Me: "I'm not sure yet, probably sometime after dinner."
The Prince: "So I can have a bloody steak before she gets here, then?"
Me: "You could, yeah-"
The Prince: "I'M JUST SO NOT LOOKING FORWARD TO SPENDING THE WEEKEND WITH TWO HERBIVORES. I AM A CARNIVORE AND I NEED MEAT. MEEEAAATTTTT."
Me: "What? That is ridiculous. You LIVE with me, all of the time, and you survive just fine on vegetarian fare. AND you ate an entire bag of beef jerky last night."
The Prince: "But Nora is a VEGAN."
Me: "So? We eat vegan meals all the time. All the soups I make you? Vegan. Stir fry? Vegan. The burgers we have? Vegan."
The Prince: "Okay, but I'm scared that Nora is going to infiltrate your brain, and she'll turn YOU into a vegan. And then you'll stop buying cheese, and there will be no scrambled eggs allowed on the weekends, and you'll just make me eat SALAD. EVERY. DAY."
Me: "You want some cheese to go with that whine?"
The Prince: "YES. THAT IS EXACTLY MY POINT. I WANT CHEESE. ALWAYS AND FOREVER."

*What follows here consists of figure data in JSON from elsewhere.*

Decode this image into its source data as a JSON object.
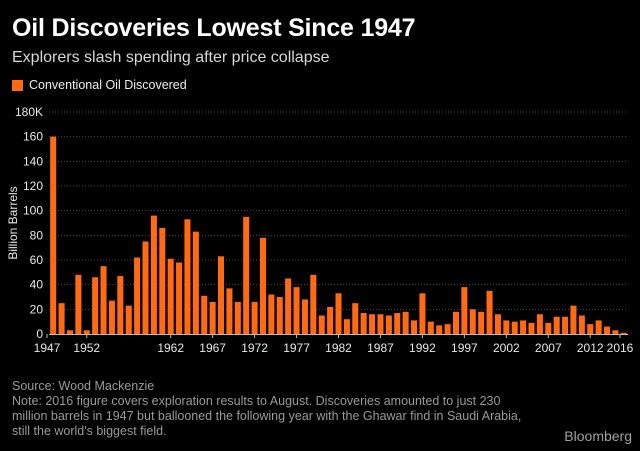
{
  "title": "Oil Discoveries Lowest Since 1947",
  "subtitle": "Explorers slash spending after price collapse",
  "legend_label": "Conventional Oil Discovered",
  "colors": {
    "bar": "#ff6a13",
    "gridline": "#4a4a4a",
    "axis": "#bbbbbb"
  },
  "source": "Source: Wood Mackenzie",
  "note": "Note: 2016 figure covers exploration results to August. Discoveries amounted to just 230 million barrels in 1947 but ballooned the following year with the Ghawar find in Saudi Arabia, still the world's biggest field.",
  "brand": "Bloomberg",
  "chart_data": {
    "type": "bar",
    "title": "Oil Discoveries Lowest Since 1947",
    "subtitle": "Explorers slash spending after price collapse",
    "xlabel": "",
    "ylabel": "Billion Barrels",
    "ylim": [
      0,
      180
    ],
    "yticks": [
      0,
      20,
      40,
      60,
      80,
      100,
      120,
      140,
      160,
      180
    ],
    "ytick_labels": [
      "0",
      "20",
      "40",
      "60",
      "80",
      "100",
      "120",
      "140",
      "160",
      "180K"
    ],
    "xtick_labels": [
      "1947",
      "1952",
      "1962",
      "1967",
      "1972",
      "1977",
      "1982",
      "1987",
      "1992",
      "1997",
      "2002",
      "2007",
      "2012",
      "2016"
    ],
    "grid": true,
    "legend": "top-left",
    "series": [
      {
        "name": "Conventional Oil Discovered",
        "categories": [
          1948,
          1949,
          1950,
          1951,
          1952,
          1953,
          1954,
          1955,
          1956,
          1957,
          1958,
          1959,
          1960,
          1961,
          1962,
          1963,
          1964,
          1965,
          1966,
          1967,
          1968,
          1969,
          1970,
          1971,
          1972,
          1973,
          1974,
          1975,
          1976,
          1977,
          1978,
          1979,
          1980,
          1981,
          1982,
          1983,
          1984,
          1985,
          1986,
          1987,
          1988,
          1989,
          1990,
          1991,
          1992,
          1993,
          1994,
          1995,
          1996,
          1997,
          1998,
          1999,
          2000,
          2001,
          2002,
          2003,
          2004,
          2005,
          2006,
          2007,
          2008,
          2009,
          2010,
          2011,
          2012,
          2013,
          2014,
          2015,
          2016
        ],
        "values": [
          160,
          25,
          3,
          48,
          3,
          46,
          55,
          27,
          47,
          23,
          62,
          75,
          96,
          86,
          61,
          58,
          93,
          83,
          31,
          26,
          63,
          37,
          26,
          95,
          26,
          78,
          32,
          30,
          45,
          38,
          28,
          48,
          15,
          22,
          33,
          12,
          25,
          17,
          16,
          16,
          15,
          17,
          18,
          11,
          33,
          10,
          7,
          8,
          18,
          38,
          20,
          18,
          35,
          16,
          11,
          10,
          11,
          9,
          16,
          9,
          14,
          14,
          23,
          15,
          8,
          11,
          6,
          3,
          1
        ]
      }
    ]
  }
}
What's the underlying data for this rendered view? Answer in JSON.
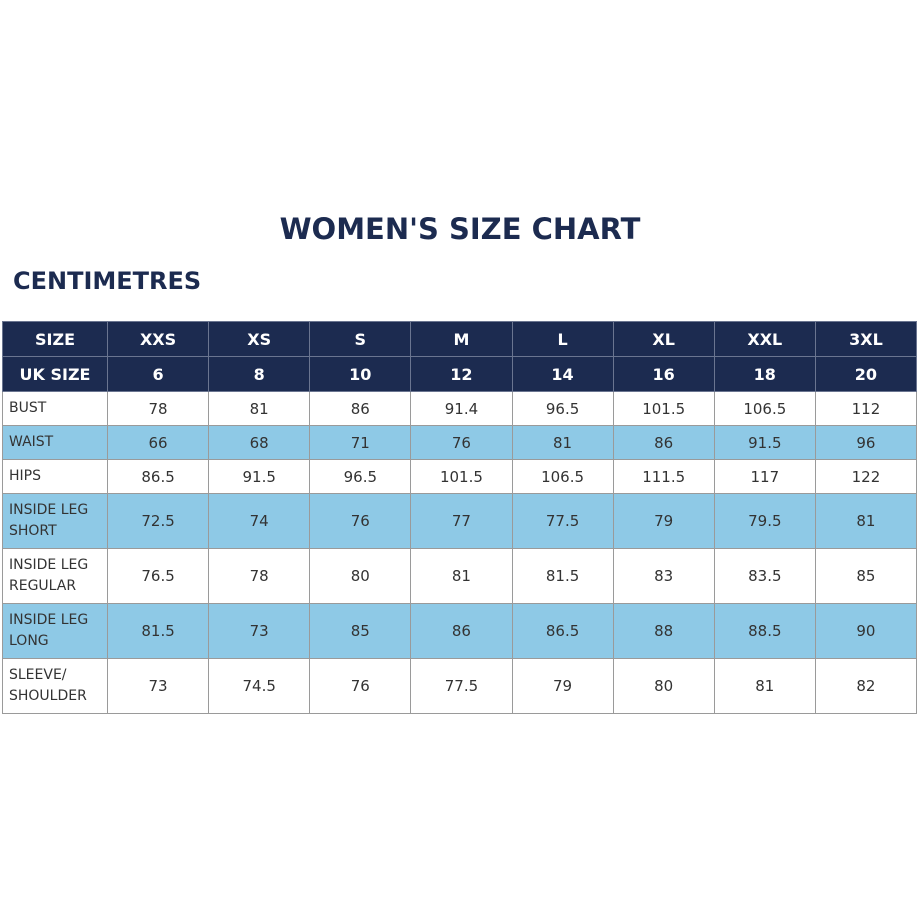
{
  "title": "WOMEN'S SIZE CHART",
  "subtitle": "CENTIMETRES",
  "table": {
    "header_rows": [
      [
        "SIZE",
        "XXS",
        "XS",
        "S",
        "M",
        "L",
        "XL",
        "XXL",
        "3XL"
      ],
      [
        "UK SIZE",
        6,
        8,
        10,
        12,
        14,
        16,
        18,
        20
      ]
    ],
    "rows": [
      {
        "label": [
          "BUST"
        ],
        "values": [
          78,
          81,
          86,
          91.4,
          96.5,
          101.5,
          106.5,
          112
        ]
      },
      {
        "label": [
          "WAIST"
        ],
        "values": [
          66,
          68,
          71,
          76,
          81,
          86,
          91.5,
          96
        ]
      },
      {
        "label": [
          "HIPS"
        ],
        "values": [
          86.5,
          91.5,
          96.5,
          101.5,
          106.5,
          111.5,
          117,
          122
        ]
      },
      {
        "label": [
          "INSIDE LEG",
          "SHORT"
        ],
        "values": [
          72.5,
          74,
          76,
          77,
          77.5,
          79,
          79.5,
          81
        ]
      },
      {
        "label": [
          "INSIDE LEG",
          "REGULAR"
        ],
        "values": [
          76.5,
          78,
          80,
          81,
          81.5,
          83,
          83.5,
          85
        ]
      },
      {
        "label": [
          "INSIDE LEG",
          "LONG"
        ],
        "values": [
          81.5,
          73,
          85,
          86,
          86.5,
          88,
          88.5,
          90
        ]
      },
      {
        "label": [
          "SLEEVE/",
          "SHOULDER"
        ],
        "values": [
          73,
          74.5,
          76,
          77.5,
          79,
          80,
          81,
          82
        ]
      }
    ]
  }
}
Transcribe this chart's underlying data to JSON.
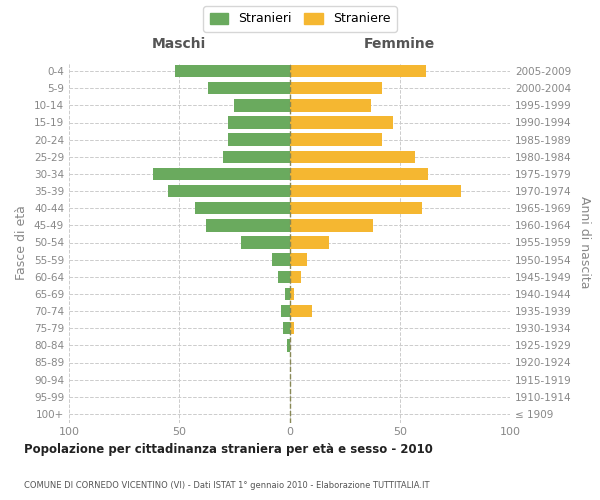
{
  "age_groups": [
    "100+",
    "95-99",
    "90-94",
    "85-89",
    "80-84",
    "75-79",
    "70-74",
    "65-69",
    "60-64",
    "55-59",
    "50-54",
    "45-49",
    "40-44",
    "35-39",
    "30-34",
    "25-29",
    "20-24",
    "15-19",
    "10-14",
    "5-9",
    "0-4"
  ],
  "birth_years": [
    "≤ 1909",
    "1910-1914",
    "1915-1919",
    "1920-1924",
    "1925-1929",
    "1930-1934",
    "1935-1939",
    "1940-1944",
    "1945-1949",
    "1950-1954",
    "1955-1959",
    "1960-1964",
    "1965-1969",
    "1970-1974",
    "1975-1979",
    "1980-1984",
    "1985-1989",
    "1990-1994",
    "1995-1999",
    "2000-2004",
    "2005-2009"
  ],
  "males": [
    0,
    0,
    0,
    0,
    1,
    3,
    4,
    2,
    5,
    8,
    22,
    38,
    43,
    55,
    62,
    30,
    28,
    28,
    25,
    37,
    52
  ],
  "females": [
    0,
    0,
    0,
    0,
    0,
    2,
    10,
    2,
    5,
    8,
    18,
    38,
    60,
    78,
    63,
    57,
    42,
    47,
    37,
    42,
    62
  ],
  "male_color": "#6aaa5e",
  "female_color": "#f5b731",
  "title": "Popolazione per cittadinanza straniera per età e sesso - 2010",
  "subtitle": "COMUNE DI CORNEDO VICENTINO (VI) - Dati ISTAT 1° gennaio 2010 - Elaborazione TUTTITALIA.IT",
  "ylabel_left": "Fasce di età",
  "ylabel_right": "Anni di nascita",
  "header_left": "Maschi",
  "header_right": "Femmine",
  "legend_male": "Stranieri",
  "legend_female": "Straniere",
  "xlim": 100,
  "background_color": "#ffffff",
  "grid_color": "#cccccc",
  "tick_label_color": "#888888"
}
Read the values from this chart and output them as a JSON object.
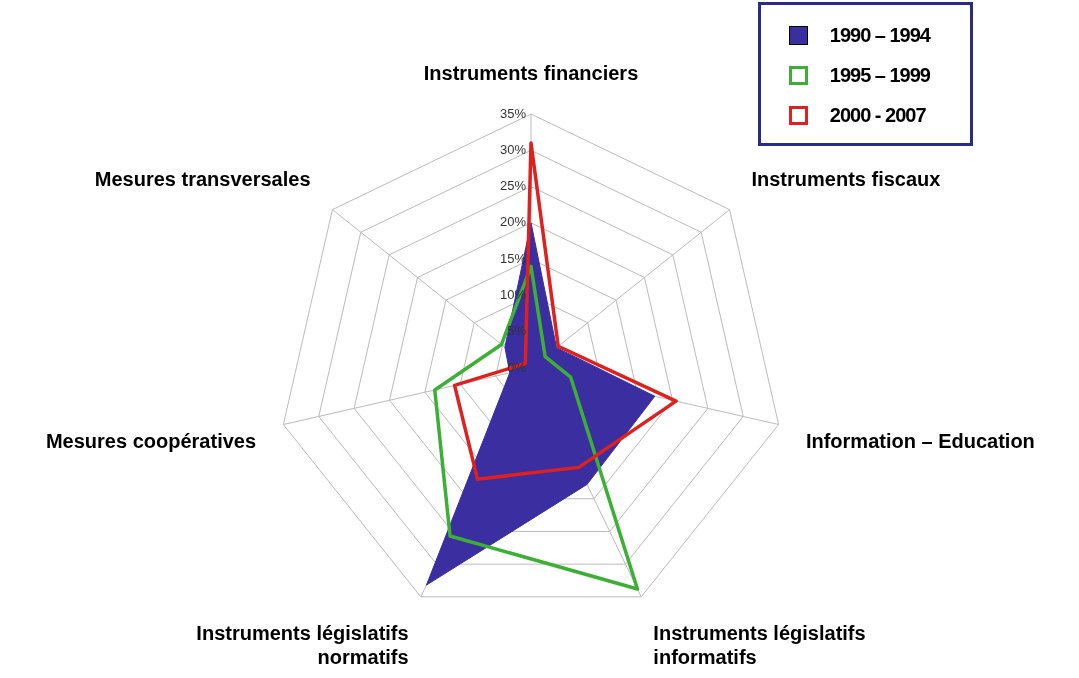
{
  "chart_data": {
    "type": "radar",
    "categories": [
      "Instruments financiers",
      "Instruments fiscaux",
      "Information – Education",
      "Instruments législatifs informatifs",
      "Instruments législatifs normatifs",
      "Mesures coopératives",
      "Mesures transversales"
    ],
    "series": [
      {
        "name": "1990 – 1994",
        "color": "#3a2ea0",
        "type": "area",
        "values": [
          20,
          4.5,
          17.5,
          17.8,
          33.2,
          3,
          4.6
        ]
      },
      {
        "name": "1995 – 1999",
        "color": "#3cb034",
        "values": [
          14,
          2.5,
          5.6,
          33.8,
          25.7,
          13.6,
          5.2
        ]
      },
      {
        "name": "2000 - 2007",
        "color": "#e0201c",
        "values": [
          31,
          4.8,
          20.5,
          15.2,
          17,
          10.8,
          1
        ]
      }
    ],
    "ylim": [
      0,
      35
    ],
    "yticks": [
      {
        "value": 0,
        "label": "0%"
      },
      {
        "value": 5,
        "label": "5%"
      },
      {
        "value": 10,
        "label": "10%"
      },
      {
        "value": 15,
        "label": "15%"
      },
      {
        "value": 20,
        "label": "20%"
      },
      {
        "value": 25,
        "label": "25%"
      },
      {
        "value": 30,
        "label": "30%"
      },
      {
        "value": 35,
        "label": "35%"
      }
    ],
    "grid": true,
    "legend": "top right"
  }
}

Me: "I'm not giving up cheese."
The Prince: "You're not?"
The Prince: "You're sure?"
Me: "Yes. Because NACHOS. In other news, though, I do want to pick up some vegan ice cream before Nora gets here. It's actually really delicious."
The Prince: "OH MY GOD IT'S HAPPENING IT'S TOTALLY HAPPENING! YOU'RE TURNING INTO A VEGAN! NOOOOOOO!"